Although I’m not a big fan of my power company, they do provide me with some good information about my swamp cooler, and energy use in general. NV Energy has an online feature that allows you to get your actual energy costs in 15 minute increments. The information is very telling.
The picture above is my personal usage on hot, humid day in late July last year. I picked a day that was humid enough where I would not be able to use a swamp cooler and would have to use traditional air conditioning. This would allow me to see the actual costs of running the a/c.
To get my swamp cooler power costs, I used a Kill-a-watt meter and ran the cooler for several days. Some of the days were run on “low” and at other times on “high”. The "low" setting used .35 kWh (at $0.13 per kWh costs me $0.045 cents per hour to run), and at the “high” speed used .62 kWh to run (at $0.13 per kWh cost me $0.08 cents per hour to run). So depending on the speed, if I ran the swamp cooler 24 hours per day, my cost would be between $1.08-1.92 per day in electricity.
Shifting to air conditioning, if you look at the graph above, you can see spikes in the usage. These are times when the air conditioner turns on. The tall spikes between Noon and 8pm indicate times when both air conditioners are running simultaneously.

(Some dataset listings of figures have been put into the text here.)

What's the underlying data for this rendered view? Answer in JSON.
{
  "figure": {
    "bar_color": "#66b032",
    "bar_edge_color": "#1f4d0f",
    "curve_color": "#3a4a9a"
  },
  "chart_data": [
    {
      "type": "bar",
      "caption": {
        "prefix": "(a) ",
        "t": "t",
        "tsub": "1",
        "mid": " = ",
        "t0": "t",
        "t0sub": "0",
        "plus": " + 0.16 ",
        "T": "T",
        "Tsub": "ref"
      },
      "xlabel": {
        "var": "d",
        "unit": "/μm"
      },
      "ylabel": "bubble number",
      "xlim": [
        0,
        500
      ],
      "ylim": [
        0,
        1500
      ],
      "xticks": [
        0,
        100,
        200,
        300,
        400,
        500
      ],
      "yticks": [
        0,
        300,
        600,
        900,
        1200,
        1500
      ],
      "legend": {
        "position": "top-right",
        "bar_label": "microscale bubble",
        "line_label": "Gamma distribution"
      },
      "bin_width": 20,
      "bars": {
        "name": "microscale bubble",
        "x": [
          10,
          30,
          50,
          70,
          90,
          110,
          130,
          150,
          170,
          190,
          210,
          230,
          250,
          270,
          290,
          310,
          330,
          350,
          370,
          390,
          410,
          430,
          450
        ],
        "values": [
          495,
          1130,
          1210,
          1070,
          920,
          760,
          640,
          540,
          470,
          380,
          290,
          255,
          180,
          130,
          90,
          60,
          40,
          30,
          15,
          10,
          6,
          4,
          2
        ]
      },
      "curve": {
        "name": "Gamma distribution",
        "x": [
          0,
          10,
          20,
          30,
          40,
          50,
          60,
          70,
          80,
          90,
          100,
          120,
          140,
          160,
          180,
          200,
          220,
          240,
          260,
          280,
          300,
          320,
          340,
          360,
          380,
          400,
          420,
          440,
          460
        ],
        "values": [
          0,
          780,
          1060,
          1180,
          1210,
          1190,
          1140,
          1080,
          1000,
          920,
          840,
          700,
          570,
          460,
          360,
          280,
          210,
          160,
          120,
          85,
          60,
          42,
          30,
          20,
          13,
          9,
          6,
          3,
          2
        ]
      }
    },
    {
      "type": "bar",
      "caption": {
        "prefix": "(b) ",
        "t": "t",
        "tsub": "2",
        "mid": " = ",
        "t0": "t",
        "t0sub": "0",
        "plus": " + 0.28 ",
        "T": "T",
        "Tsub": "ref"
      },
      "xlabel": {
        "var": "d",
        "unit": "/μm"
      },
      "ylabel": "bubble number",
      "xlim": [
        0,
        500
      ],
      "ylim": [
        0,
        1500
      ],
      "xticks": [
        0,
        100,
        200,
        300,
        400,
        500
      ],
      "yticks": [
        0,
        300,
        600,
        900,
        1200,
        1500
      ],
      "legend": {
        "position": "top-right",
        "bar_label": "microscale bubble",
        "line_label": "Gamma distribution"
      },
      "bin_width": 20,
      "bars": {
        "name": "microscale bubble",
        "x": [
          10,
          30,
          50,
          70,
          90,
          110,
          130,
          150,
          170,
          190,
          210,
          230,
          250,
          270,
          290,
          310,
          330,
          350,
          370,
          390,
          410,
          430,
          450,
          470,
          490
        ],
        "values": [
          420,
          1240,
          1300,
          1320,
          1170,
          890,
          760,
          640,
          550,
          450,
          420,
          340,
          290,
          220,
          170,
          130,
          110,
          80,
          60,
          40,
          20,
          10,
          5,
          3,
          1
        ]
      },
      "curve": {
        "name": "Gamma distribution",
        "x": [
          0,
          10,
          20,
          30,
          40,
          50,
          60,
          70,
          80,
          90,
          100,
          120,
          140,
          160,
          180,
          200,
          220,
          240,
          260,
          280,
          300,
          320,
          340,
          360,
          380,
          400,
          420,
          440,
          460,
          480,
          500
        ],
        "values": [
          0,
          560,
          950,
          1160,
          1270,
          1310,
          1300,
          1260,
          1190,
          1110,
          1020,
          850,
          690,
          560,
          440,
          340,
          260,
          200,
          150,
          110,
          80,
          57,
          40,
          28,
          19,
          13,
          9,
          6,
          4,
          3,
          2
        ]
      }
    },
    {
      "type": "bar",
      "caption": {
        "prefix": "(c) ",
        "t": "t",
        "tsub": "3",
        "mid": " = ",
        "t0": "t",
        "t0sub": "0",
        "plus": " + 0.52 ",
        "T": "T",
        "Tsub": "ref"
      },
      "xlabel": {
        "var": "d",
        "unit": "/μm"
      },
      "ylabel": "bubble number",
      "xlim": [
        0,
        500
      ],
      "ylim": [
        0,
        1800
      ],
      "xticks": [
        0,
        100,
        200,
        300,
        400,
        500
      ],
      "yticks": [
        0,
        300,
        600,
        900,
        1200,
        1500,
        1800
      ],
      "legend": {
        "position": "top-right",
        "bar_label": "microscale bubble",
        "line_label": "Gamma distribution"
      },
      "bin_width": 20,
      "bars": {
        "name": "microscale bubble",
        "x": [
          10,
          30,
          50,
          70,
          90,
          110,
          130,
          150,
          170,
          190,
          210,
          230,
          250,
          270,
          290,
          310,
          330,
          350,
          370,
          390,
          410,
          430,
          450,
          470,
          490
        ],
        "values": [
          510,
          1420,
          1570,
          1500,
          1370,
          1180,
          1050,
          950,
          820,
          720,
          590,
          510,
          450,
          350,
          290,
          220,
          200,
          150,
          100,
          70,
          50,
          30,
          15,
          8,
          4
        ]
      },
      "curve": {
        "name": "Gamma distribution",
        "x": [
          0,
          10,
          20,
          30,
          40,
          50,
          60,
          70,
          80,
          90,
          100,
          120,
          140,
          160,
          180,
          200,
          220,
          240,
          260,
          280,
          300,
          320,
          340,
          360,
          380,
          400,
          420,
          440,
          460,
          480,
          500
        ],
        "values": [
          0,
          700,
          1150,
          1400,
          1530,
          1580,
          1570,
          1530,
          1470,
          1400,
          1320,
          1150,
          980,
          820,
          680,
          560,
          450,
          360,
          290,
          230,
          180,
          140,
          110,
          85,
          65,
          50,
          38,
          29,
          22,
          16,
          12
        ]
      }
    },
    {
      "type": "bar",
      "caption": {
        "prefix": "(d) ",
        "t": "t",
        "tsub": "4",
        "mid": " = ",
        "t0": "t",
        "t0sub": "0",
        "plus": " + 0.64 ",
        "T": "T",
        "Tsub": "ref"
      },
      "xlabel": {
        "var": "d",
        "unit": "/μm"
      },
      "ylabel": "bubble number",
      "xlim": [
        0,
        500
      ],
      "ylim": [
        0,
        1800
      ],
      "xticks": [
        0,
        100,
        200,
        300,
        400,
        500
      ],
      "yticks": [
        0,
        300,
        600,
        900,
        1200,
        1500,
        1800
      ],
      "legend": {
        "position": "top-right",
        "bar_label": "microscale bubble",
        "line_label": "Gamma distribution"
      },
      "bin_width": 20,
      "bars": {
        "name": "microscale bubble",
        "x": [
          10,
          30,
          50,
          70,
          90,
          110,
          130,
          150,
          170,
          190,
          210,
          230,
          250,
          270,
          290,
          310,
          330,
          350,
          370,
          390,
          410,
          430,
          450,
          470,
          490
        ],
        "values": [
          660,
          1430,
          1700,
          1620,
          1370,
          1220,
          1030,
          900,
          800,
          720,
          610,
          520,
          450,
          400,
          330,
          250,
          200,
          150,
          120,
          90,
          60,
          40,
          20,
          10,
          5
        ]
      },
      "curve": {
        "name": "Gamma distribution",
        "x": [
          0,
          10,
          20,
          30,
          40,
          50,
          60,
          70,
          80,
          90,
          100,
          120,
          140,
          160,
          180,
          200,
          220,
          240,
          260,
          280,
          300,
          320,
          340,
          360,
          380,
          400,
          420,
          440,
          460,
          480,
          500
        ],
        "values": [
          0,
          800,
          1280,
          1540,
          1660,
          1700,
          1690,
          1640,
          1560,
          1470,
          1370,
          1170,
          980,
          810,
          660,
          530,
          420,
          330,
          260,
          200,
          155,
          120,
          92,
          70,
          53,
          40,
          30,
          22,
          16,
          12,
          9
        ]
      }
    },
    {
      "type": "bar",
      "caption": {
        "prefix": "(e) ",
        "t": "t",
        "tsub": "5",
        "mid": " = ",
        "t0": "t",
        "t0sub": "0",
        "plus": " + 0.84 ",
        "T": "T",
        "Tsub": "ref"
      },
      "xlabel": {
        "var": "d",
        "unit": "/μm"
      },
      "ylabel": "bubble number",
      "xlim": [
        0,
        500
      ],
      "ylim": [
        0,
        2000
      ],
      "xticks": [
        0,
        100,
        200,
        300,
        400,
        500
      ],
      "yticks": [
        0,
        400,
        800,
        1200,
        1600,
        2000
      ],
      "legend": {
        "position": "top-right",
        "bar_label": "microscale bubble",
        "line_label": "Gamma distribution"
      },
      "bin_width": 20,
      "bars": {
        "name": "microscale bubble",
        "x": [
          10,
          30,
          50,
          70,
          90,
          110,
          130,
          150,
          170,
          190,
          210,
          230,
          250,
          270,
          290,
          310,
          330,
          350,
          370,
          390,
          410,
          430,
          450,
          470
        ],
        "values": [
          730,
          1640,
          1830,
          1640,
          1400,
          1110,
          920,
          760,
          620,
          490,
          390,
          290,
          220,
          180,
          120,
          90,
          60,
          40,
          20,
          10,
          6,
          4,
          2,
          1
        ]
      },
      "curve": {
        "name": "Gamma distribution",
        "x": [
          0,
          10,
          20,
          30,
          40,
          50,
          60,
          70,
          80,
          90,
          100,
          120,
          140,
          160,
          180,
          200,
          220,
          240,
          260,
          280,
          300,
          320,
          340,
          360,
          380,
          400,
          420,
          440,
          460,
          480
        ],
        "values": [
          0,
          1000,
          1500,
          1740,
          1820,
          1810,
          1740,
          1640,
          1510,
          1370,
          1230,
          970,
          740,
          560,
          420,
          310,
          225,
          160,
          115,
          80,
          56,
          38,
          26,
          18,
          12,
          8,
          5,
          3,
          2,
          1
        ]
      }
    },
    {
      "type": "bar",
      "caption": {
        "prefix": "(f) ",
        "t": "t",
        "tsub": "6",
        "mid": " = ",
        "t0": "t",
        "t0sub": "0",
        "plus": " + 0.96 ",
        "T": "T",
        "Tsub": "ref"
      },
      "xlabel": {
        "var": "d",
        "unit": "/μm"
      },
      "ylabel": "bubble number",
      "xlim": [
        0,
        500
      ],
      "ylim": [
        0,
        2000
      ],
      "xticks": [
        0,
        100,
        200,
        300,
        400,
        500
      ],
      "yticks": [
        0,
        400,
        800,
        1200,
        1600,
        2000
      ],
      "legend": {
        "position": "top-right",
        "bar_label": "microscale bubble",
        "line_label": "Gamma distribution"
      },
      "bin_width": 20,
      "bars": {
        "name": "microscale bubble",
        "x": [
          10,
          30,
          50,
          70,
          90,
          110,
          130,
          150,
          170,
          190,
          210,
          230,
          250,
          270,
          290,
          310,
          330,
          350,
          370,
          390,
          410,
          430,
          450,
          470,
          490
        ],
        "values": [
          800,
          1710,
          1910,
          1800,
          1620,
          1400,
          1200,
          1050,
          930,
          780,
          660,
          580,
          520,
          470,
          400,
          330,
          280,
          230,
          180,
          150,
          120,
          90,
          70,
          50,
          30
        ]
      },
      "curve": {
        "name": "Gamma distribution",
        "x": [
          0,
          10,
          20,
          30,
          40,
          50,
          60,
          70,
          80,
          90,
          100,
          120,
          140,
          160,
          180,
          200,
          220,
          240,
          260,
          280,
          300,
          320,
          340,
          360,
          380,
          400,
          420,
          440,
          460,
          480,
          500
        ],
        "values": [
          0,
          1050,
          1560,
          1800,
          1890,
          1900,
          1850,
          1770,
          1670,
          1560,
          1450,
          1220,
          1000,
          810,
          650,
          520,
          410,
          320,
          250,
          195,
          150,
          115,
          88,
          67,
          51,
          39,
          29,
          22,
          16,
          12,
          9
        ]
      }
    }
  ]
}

On this day, it looks like my baseline electricity usage is about .75 kWh every 15 minutes (way too high). When the air conditioners turn on, the kWh usage rises by approximately 2 kWh every 15 minutes (or about 8 kWh per hour!). At it’s peak usage, that would cost $1.04 PER HOUR for air conditioning only! According to the graph, that would be the maximum. I arrived at this my deducting the baseline amount from the peak usage.
You can easily calculate the energy cost of seasonal usage, in this case air conditioning. Whether you use all electric or have a combustion source for heat, such as natural gas or propane, using your power bill is a handy tool.
You will need to have a twelve month history of your power consumption. Most invoices will have a graph that will allow you to approximate the usage, although you may need to call your utility for the information. You will be determining your baseload consumption and seasonal consumption. Baseload consumption are things that don’t vary with the seasons like lighting, the refrigerator, and other appliances. Seasonal energy use includes heating and cooling. We will focus on cooling here and the energy costs associated with it.
With twelve months of electricity consumption in front of you, find the three lowest months and add them together. Then divide this amount by three (this will give you an average for the lowest months of the year). Then multiply this amount by 12 for the approximate annual baseload energy usage. You now have your annual baseload figure. *Be careful here as some utilities will show daily usage by month, in which case you will need to multiply this baseload figure by 365 to get the annual figure. You will need to read your bill to determine if you need to do this.
To determine the seasonal use for your cooling, add the actual kWh (Kilowatt hours) used for all twelve months to arrive an an actual electric usage. Now we just need to subtract our baseload figure from the annual figure to arrive at the seasonal consumption in kWh. Then multiply this kWh by the cost on your power bill to get your dollar cost of seasonal cooling.